What are the three pillars?

Observability rests on three kinds of data. Logs are timestamped records of what happened. Metrics are numbers over time, like request rate or CPU. Traces follow a single request across services. Together they let you understand a running system from the outside.

Why it matters

You cannot fix what you cannot see, and in production you only see what your systems emit. Each pillar answers a different question — logs the "what," metrics the "how much," traces the "where." Knowing which to reach for turns a vague outage into a targeted fix.

What to learn

Logs: structured, leveled, and searchable
Metrics: counters, gauges, histograms
Traces and spans across services
When to use each pillar
Cardinality and why high-cardinality labels hurt
Correlation: tying logs, metrics, and traces together
OpenTelemetry as a vendor-neutral standard

Common pitfall

Logging everything at full verbosity in production.
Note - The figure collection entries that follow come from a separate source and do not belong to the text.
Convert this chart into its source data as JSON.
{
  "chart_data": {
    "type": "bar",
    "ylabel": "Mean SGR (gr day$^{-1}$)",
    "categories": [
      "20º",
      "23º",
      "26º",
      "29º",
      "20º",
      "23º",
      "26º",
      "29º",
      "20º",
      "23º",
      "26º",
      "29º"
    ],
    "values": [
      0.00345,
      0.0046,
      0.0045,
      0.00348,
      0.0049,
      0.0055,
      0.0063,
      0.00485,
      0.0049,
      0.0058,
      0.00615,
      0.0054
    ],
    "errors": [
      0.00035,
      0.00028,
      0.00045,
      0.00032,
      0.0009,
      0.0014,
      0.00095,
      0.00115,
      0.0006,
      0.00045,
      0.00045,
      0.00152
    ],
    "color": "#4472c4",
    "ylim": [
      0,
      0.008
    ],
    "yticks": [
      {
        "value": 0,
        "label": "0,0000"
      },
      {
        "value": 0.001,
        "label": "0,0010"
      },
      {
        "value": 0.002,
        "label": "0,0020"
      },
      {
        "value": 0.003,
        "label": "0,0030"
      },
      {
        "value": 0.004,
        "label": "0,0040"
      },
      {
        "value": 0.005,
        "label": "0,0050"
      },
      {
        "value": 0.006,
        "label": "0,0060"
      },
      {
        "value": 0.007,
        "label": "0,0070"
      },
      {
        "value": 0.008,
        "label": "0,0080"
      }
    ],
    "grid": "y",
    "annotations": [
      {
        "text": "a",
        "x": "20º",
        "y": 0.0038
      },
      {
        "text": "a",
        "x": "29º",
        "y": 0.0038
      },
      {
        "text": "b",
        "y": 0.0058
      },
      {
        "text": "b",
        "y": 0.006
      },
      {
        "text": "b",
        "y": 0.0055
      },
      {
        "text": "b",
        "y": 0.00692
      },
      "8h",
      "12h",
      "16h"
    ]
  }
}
The noise buries the signal, the storage bill explodes, and high-cardinality fields can overwhelm the system. Log at sensible levels, use metrics for high-volume counts rather than a log line per event, and reserve verbose logging for when you are actively debugging.

Resources

Primary (free):

OpenTelemetry — Documentation · docs
Google SRE — Monitoring distributed systems · docs
Grafana — Observability fundamentals · docs

Practice

Instrument a small service to emit all three: structured logs, a request-count metric, and a trace across one downstream call. For a sample failure, decide which pillar you would consult first and why. Done when you can answer "what," "how much," and "where" from your own telemetry.

Outcomes

Explain what logs, metrics, and traces each answer.
Choose the right pillar for a given question.
Avoid high-cardinality and over-verbose logging.
Correlate the three pillars to debug an incident.